札幌円山球場にスピードガン導入 早ければ夏の高校野球支部予選から運用開始
約2億円かけスコアボードをリニューアル
道内のアマチュア野球の聖地・円山球場のスコアボードが、約28年ぶりに生まれ変わる。現在の磁気反転式から、2億円以上かけてLEDを使ったフルスクリーン式へ改修中で、3月末には完了する見通し。さらに、1935年(昭和10年)開業後、初めてスピードガンを常設し、各種大会開催時にスコアボードで球速表示が可能になる。道内の球場では、2001年開場の札幌ドームを皮切りに、旭川スタルヒン(10年)、釧路市民(15年)、苫小牧・とましん(20年)、函館オーシャン(21年)に続いて6球場目。札幌市スポーツ局によると、球速表示は早ければ今夏の高校野球札幌支部予選から本格稼働する見込みだ。
球速表示は醍醐味の一つ
18.44メートルで、どれぐらい速い球を投げられるか、球速は野球を彩る醍醐味(だいごみ)の一つだ。2016年、日本ハムの大谷翔平投手が札幌ドームでマークした、165キロの衝撃は記憶に新しいが、近年では道内高校野球でも、プロ選手並みの150キロを超える投手が続々と生まれている。昨秋、広島から1位指名された苫小牧中央高の斉藤優汰投手(18)は151キロ、阪神2位指名の東海大札幌高・門別啓人投手(18)が150キロと、ネット裏のNPBスカウトもスピードガンを片手に熱心に視察していた。
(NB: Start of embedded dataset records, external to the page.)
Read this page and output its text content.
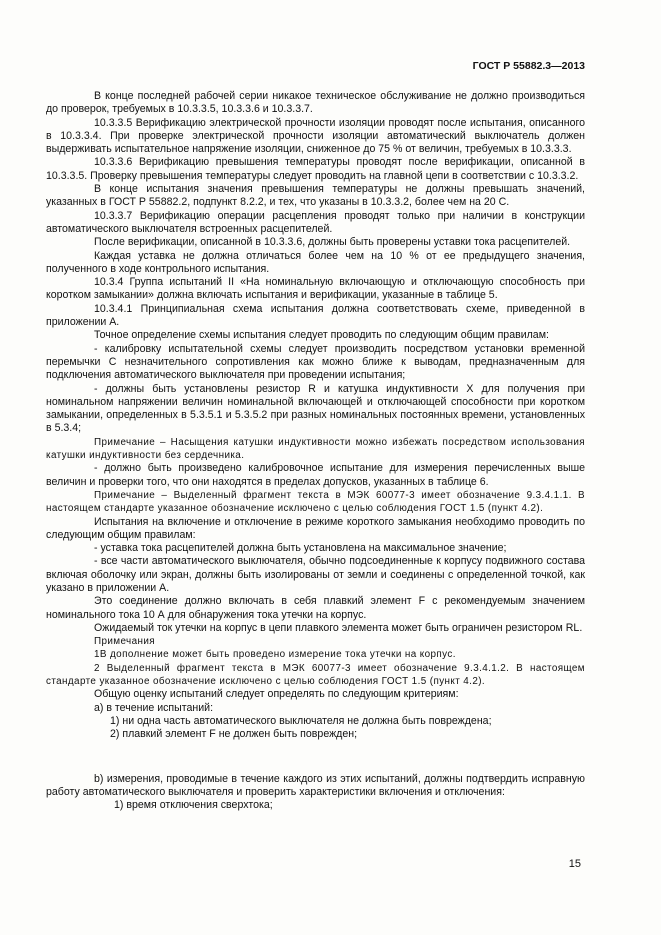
ГОСТ Р 55882.3—2013

В конце последней рабочей серии никакое техническое обслуживание не должно производиться до проверок, требуемых в 10.3.3.5, 10.3.3.6 и 10.3.3.7.

10.3.3.5 Верификацию электрической прочности изоляции проводят после испытания, описанного в 10.3.3.4. При проверке электрической прочности изоляции автоматический выключатель должен выдерживать испытательное напряжение изоляции, сниженное до 75 % от величин, требуемых в 10.3.3.3.

10.3.3.6 Верификацию превышения температуры проводят после верификации, описанной в 10.3.3.5. Проверку превышения температуры следует проводить на главной цепи в соответствии с 10.3.3.2.

В конце испытания значения превышения температуры не должны превышать значений, указанных в ГОСТ Р 55882.2, подпункт 8.2.2, и тех, что указаны в 10.3.3.2, более чем на 20 С.

10.3.3.7 Верификацию операции расцепления проводят только при наличии в конструкции автоматического выключателя встроенных расцепителей.

После верификации, описанной в 10.3.3.6, должны быть проверены уставки тока расцепителей.

Каждая уставка не должна отличаться более чем на 10 % от ее предыдущего значения, полученного в ходе контрольного испытания.

10.3.4 Группа испытаний II «На номинальную включающую и отключающую способность при коротком замыкании» должна включать испытания и верификации, указанные в таблице 5.

10.3.4.1 Принципиальная схема испытания должна соответствовать схеме, приведенной в приложении А.

Точное определение схемы испытания следует проводить по следующим общим правилам:

- калибровку испытательной схемы следует производить посредством установки временной перемычки С незначительного сопротивления как можно ближе к выводам, предназначенным для подключения автоматического выключателя при проведении испытания;

- должны быть установлены резистор R и катушка индуктивности X для получения при номинальном напряжении величин номинальной включающей и отключающей способности при коротком замыкании, определенных в 5.3.5.1 и 5.3.5.2 при разных номинальных постоянных времени, установленных в 5.3.4;

Примечание – Насыщения катушки индуктивности можно избежать посредством использования катушки индуктивности без сердечника.

- должно быть произведено калибровочное испытание для измерения перечисленных выше величин и проверки того, что они находятся в пределах допусков, указанных в таблице 6.

Примечание – Выделенный фрагмент текста в МЭК 60077-3 имеет обозначение 9.3.4.1.1. В настоящем стандарте указанное обозначение исключено с целью соблюдения ГОСТ 1.5 (пункт 4.2).

Испытания на включение и отключение в режиме короткого замыкания необходимо проводить по следующим общим правилам:

- уставка тока расцепителей должна быть установлена на максимальное значение;

- все части автоматического выключателя, обычно подсоединенные к корпусу подвижного состава включая оболочку или экран, должны быть изолированы от земли и соединены с определенной точкой, как указано в приложении А.

Это соединение должно включать в себя плавкий элемент F с рекомендуемым значением номинального тока 10 А для обнаружения тока утечки на корпус.

Ожидаемый ток утечки на корпус в цепи плавкого элемента может быть ограничен резистором RL.

Примечания

1В дополнение может быть проведено измерение тока утечки на корпус.

2 Выделенный фрагмент текста в МЭК 60077-3 имеет обозначение 9.3.4.1.2. В настоящем стандарте указанное обозначение исключено с целью соблюдения ГОСТ 1.5 (пункт 4.2).

Общую оценку испытаний следует определять по следующим критериям:

а) в течение испытаний:

1) ни одна часть автоматического выключателя не должна быть повреждена;

2) плавкий элемент F не должен быть поврежден;

b) измерения, проводимые в течение каждого из этих испытаний, должны подтвердить исправную работу автоматического выключателя и проверить характеристики включения и отключения:

1) время отключения сверхтока;

15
スピードガンの設置は、以前から円山球場の改修項目の一つに挙げられていたが、購入費用が約1000万円かかり、老朽化施設の改修が優先され導入が見送られてきた経緯があった。近年、設置を要望する声が多くなってきており「優先順位が変わった」(スポーツ局施設課)。機器はすでに購入済みで、新年度の予算で設置工事が行われる。北海道野球協議会の柳俊之理事長は「以前から要望は出していた。実現して良かった。お客さんも楽しいと思う」と札幌市の対応を歓迎した。
もちろん、スピードが全てではないし、勝敗を直接左右するものではないが、選手にとってもうれしいニュースだろう。プロスカウトが使用する汎用(はんよう)タイプの製品で約70万円と高額のため、高校の部活動では持ち合わせていないチームが多い。冬の間、トレーニングしてきた結果が実際にマウンドで可視化されることで、成果を確認できるツールにもなる。スタンドのファンにとっても、観戦の楽しみが新たに生まれる。新装された円山球場のスタートが今から待ち遠しい。